I eat alone. but they will be here always.

as though he could kill her

when it is time to lay the table, we will always be five.

as long as one of us is alive, we will be

always five.

when Maria got up, took Ana in her arms, and went out to put her to bed.

Kilometre thirteen

the sound of the wind across my ears, like the roaring of the universe. Maybe like the sound of moving through the inside of time, passing through it with your whole body — arms and legs passing through time, chest passing through time, face carrying all of eternity within it.

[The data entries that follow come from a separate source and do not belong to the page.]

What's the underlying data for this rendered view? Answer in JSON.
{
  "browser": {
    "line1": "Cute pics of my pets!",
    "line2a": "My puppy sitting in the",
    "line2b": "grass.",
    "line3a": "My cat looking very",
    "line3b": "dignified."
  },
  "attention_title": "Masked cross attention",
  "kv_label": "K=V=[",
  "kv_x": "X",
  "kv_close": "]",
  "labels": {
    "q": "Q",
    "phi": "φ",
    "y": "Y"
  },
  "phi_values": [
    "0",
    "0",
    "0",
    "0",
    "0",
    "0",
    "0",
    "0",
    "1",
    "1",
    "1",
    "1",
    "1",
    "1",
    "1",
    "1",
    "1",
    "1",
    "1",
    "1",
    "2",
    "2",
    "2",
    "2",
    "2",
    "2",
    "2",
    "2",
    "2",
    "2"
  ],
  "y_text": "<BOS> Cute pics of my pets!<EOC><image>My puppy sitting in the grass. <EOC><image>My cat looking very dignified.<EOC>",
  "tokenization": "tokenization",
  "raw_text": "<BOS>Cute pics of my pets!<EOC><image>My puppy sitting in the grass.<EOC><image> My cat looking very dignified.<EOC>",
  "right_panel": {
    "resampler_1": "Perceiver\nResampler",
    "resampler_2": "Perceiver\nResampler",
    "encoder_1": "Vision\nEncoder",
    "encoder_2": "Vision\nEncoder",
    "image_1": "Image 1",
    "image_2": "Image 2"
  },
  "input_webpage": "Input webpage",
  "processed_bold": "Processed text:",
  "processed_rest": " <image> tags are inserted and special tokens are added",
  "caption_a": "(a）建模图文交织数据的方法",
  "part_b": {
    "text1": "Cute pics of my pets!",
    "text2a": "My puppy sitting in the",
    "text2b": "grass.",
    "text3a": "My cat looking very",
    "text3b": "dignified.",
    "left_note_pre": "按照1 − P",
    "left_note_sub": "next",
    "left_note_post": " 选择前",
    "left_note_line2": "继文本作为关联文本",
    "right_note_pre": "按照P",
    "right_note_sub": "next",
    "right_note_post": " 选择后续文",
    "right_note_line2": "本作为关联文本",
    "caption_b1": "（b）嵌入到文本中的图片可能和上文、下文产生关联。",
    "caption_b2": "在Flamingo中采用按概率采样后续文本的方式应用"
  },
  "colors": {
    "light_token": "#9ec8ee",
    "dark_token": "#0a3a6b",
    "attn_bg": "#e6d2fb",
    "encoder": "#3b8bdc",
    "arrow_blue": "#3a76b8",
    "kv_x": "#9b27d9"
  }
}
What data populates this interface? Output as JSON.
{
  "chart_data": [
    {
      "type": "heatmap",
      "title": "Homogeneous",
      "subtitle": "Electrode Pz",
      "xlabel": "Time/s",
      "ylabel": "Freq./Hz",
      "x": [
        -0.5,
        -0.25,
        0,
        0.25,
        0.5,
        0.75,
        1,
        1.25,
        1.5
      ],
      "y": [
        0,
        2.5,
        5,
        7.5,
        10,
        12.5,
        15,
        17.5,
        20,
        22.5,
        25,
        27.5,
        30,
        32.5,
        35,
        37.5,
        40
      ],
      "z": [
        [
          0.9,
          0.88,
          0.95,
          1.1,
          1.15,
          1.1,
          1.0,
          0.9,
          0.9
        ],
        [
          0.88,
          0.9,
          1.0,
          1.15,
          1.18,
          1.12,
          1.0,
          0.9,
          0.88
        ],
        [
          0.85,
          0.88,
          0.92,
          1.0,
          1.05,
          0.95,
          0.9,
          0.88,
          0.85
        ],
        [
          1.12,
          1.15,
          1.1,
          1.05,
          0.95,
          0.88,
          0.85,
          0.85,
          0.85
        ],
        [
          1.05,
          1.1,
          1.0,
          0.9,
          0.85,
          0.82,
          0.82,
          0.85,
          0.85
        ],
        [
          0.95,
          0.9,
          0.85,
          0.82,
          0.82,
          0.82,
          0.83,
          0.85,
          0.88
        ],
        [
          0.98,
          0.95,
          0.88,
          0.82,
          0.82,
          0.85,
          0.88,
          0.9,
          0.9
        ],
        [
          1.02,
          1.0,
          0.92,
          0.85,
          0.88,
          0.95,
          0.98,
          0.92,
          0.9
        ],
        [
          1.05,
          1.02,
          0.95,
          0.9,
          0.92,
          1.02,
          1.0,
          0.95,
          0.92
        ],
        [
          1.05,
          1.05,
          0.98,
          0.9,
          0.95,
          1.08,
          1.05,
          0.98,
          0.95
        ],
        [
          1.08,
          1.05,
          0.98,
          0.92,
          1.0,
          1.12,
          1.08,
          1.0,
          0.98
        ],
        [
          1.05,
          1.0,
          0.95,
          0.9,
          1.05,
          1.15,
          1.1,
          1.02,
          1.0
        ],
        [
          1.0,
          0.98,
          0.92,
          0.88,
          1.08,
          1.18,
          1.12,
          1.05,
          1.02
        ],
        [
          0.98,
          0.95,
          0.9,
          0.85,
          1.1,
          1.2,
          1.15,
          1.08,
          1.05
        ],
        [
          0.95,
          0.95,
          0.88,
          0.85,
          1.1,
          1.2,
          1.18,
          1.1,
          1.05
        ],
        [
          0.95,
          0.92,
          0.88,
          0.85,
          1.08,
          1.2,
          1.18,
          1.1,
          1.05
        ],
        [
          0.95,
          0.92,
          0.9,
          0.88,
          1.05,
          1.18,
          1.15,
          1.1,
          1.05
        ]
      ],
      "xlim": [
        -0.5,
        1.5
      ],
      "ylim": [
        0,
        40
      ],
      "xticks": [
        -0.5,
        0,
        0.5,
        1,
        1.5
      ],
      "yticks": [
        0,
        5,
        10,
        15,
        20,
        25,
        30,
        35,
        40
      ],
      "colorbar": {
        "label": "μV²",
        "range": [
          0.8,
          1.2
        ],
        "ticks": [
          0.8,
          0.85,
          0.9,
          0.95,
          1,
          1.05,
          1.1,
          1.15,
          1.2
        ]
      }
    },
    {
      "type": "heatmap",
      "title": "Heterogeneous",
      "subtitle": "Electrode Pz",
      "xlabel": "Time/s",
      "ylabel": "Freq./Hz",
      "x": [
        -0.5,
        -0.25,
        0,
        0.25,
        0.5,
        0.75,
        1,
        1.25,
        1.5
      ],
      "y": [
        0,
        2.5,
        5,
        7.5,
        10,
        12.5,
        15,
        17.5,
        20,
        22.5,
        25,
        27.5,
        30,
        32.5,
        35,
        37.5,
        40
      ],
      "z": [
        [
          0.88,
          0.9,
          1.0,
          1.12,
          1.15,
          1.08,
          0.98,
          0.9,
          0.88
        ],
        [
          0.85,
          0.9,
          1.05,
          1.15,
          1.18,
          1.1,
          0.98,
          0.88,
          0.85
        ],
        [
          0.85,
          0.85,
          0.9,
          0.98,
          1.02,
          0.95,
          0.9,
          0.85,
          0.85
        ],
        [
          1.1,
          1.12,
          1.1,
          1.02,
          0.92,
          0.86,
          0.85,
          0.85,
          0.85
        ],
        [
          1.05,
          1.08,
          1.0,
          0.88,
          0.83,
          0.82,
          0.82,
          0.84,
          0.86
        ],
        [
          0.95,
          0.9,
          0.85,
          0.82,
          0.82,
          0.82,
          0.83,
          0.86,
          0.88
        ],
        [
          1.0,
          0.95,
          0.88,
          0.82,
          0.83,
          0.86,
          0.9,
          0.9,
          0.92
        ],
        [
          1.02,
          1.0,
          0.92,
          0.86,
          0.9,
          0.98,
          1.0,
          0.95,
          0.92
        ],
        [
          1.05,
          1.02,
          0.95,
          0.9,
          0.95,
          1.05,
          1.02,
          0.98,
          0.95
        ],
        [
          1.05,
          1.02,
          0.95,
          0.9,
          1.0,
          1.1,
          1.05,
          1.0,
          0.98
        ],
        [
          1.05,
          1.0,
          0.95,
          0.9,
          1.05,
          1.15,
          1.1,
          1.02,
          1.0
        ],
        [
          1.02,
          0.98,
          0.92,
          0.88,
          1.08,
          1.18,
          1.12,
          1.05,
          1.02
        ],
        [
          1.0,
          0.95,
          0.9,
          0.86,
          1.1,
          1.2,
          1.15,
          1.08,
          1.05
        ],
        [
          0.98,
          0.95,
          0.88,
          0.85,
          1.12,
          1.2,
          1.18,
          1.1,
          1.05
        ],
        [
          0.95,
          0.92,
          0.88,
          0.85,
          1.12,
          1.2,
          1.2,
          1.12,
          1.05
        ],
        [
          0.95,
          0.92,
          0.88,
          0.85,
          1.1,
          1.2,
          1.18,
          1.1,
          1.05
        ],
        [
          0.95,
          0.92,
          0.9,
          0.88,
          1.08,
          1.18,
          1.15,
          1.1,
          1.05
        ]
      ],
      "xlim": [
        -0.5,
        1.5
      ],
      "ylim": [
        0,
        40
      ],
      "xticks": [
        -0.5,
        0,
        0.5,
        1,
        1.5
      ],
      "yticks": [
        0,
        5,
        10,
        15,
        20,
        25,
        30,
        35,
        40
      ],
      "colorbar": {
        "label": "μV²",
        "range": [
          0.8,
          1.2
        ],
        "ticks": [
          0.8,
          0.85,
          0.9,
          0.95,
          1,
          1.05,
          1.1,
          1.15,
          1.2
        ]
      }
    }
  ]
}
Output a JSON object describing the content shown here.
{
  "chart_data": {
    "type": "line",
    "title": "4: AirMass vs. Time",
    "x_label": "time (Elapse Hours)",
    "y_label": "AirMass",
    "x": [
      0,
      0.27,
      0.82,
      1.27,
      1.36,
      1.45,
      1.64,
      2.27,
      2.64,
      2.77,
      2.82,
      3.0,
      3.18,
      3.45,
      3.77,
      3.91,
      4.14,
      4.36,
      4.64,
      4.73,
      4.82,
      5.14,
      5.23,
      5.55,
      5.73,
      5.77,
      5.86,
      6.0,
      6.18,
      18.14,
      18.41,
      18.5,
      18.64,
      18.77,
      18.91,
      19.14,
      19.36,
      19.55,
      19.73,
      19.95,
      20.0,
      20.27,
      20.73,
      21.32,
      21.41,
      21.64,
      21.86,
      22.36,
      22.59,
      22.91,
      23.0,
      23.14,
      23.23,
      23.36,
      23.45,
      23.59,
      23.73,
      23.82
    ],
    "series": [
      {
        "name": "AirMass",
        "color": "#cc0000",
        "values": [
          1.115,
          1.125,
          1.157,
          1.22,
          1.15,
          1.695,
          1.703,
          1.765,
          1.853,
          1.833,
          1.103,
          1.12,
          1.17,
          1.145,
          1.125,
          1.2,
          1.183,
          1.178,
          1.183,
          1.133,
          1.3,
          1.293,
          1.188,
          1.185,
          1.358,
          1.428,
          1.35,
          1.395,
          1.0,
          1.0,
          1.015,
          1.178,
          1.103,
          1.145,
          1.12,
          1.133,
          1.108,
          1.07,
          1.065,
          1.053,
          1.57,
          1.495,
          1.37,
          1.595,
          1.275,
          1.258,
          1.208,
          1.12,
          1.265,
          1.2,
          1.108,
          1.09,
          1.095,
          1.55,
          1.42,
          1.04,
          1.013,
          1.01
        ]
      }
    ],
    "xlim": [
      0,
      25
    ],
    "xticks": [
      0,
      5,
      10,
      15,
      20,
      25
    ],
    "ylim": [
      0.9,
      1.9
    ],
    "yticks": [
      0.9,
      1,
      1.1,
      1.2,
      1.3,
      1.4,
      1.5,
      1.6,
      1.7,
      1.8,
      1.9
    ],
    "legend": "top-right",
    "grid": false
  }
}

nor out into the street. Marta didn’t like going to the grocer’s because people would stop and look at her. They’d say hello but then they’d stop and look at her. Marta didn’t want to think, but she knew. My mother said nothing. It was evening, as they sat chatting, when my mother looked at her face — excited, discouraged, devoted, nostalgic, irritated, amused in turns — and saw her face when she was little. My mother looked at her face and saw all her ages. It was like that when she saw her in the morning, too, when Marta handed her the basket, the purse, and told her what they needed. My mother always met the same women at the grocer’s. They always had the same conversations. My mother greeted them and replied to them, but understood little of what they said because they were always talking about people she didn’t know. That morning, while she waited, while the lady from the grocer’s did sums on a sheet of brown paper, one of the women started talking to my mother. My mother didn’t understand, didn’t know the person she was talking about. The lady from the grocer’s was doing sums on a sheet of brown paper — the nib of the pen wearing itself down against the paper, the marble counter underneath the paper, the grains of rock salt scattered over the counter. When my mother said she didn’t know who she was talking about, the woman, as though it was quite natural, pronouncing every syllable, said to her, ‘She’s that friend of your son-in-law’s.’ As if it were nothing: ‘She’s that friend of your son-in-law’s.’ That evening as they sat chatting, my mother looked at Marta’s face and saw all her ages. Inside

through the brighter light. I don’t know what picture the lady can have seen in my face, but whenever she opened the door to me, whether it was still morning or almost the end of the afternoon, she always smiled at me. Then the distant walk down the corridor, and, in the hall, her, seated at the piano. For some time, after we had made love, we would just lie there on the rug. We’d be side by side, further apart for the silence, closer together for knowing the same things. I lowered my eyelids over my eyes, and when I raised them again she was sitting at the piano and she had started to play again. Her hands were just like butterflies dying on the keys. Each note she played was fragile when it alighted on a point on my skin. In this weightless, cloudy time, months passed, and years passed. Nearly two years passed. At night, in another existence, I would arrive at the hospital. I waited for her, and we took each other’s hand. Sometimes we’d cross the city to the piano cemetery. On other days, in the morning, or in the afternoon, when it took my fancy, I would go to the lady’s house and go into the hall. Some weeks I thought that it was the best of lives, I thought I was lucky, and I didn’t think about what I didn’t want to think about. Other weeks I didn’t feel able to continue like this. I had to decide, I had to decide, but I couldn’t. I hid even from myself the certainty that time would decide. Which was why when it was daytime and I was lying on the hall rug, I didn’t remember the piano cemetery. In just the same way, when I was going in, out of the piano cemetery, I didn’t remember the time I spent lying on the hall rug.